Zicao (Lithospermum erythrorhizon) is a traditional Chinese medicine, and its main active components are Naphthoquinone compounds, which have many biological activities, such as antibacterium, anti-inflammatory, antitumor, antiviral, hepatoprotective and immunomodulatory. In recent years, as a nature extract antitumor compound, shikonin has been favored by many scholars. Therefore, the synthesis of a series of shikonin derivatives with high antitumor activity, good solubility and low cytotoxicity and research on the activities, has become the new research directions.Thiophene and indole heterocyclic compounds generally exist in clinical drug (such as:Duloxetine, Ceftofur, Bucindolol, Zolmitripan and so on). we hope that the heterocyclic carboxylic acid (including thiophene carboxylic acid and indole carboxylic acid) could be introduced into the molecular structure of shikonin, obtaining a series of shikonin derivatives and verify the activity of these compounds.

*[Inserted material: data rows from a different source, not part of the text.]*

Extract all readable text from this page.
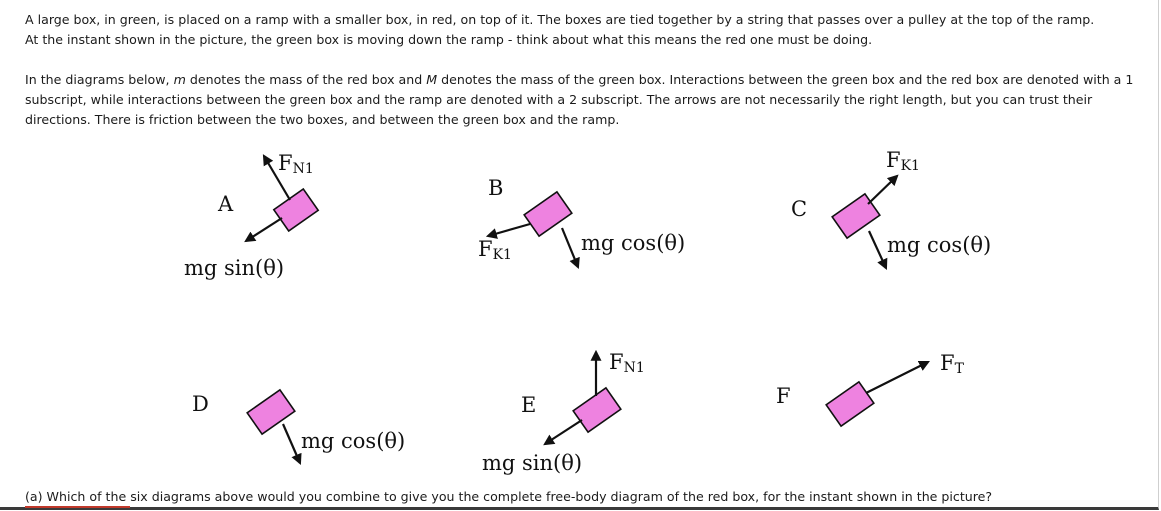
A large box, in green, is placed on a ramp with a smaller box, in red, on top of it. The boxes are tied together by a string that passes over a pulley at the top of the ramp.
At the instant shown in the picture, the green box is moving down the ramp - think about what this means the red one must be doing.

In the diagrams below, m denotes the mass of the red box and M denotes the mass of the green box. Interactions between the green box and the red box are denoted with a 1 subscript, while interactions between the green box and the ramp are denoted with a 2 subscript. The arrows are not necessarily the right length, but you can trust their directions. There is friction between the two boxes, and between the green box and the ramp.

A
FN1
mg sin(θ)
B
FK1	mg cos(θ)
C
FK1
mg cos(θ)
D
mg cos(θ)
E
FN1
mg sin(θ)
F
FT

(a) Which of the six diagrams above would you combine to give you the complete free-body diagram of the red box, for the instant shown in the picture?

Subsequent experiments showed that S3 (shikonin indole -3- propionate) and S8 (shikonin thiophene -3- acetate) showed few cell toxicity on human normal cells HFF (human foreskin fibroblast). The series of compounds had significant inhibitory activity on A875 (human melanoma cells), HeLa (human cervical carcinoma cell line) and HepG2 (human hepatoma cells). Among them, S3 and S8 have stronger inhibitory activity against A875 and HeLa cells. The tubulin depolymerization experiments showed that the series of compounds had good inhibitory activity on tubulin. Docking simulation showed that S3 could combine the active site of tubulin by cation-Ï€ bonds while S8 combined by multiple hydrogen bonds, and the interaction of S8 is higher than that of S3 obviously, which was in accordance with the antitumor activity results, proving that the series of shikonin derivatives could inhibit tubulin polymerization and ultimately inhibit the proliferation of tumor cells. In addition, cell apoptosis and cell cycle experiments also verified that S3 could effectively promote the apoptosis of human cervical carcinoma HeLa cells, and showed a concentration dependent.Therefore, in this study, we obtained some shikonin heterocyclic carboxylic acid derivatives which were a class of the toxicity with high efficiency and low toxicity. S3 and S8 showed significant inhibitory activity on tubulin, with in-depth research significance.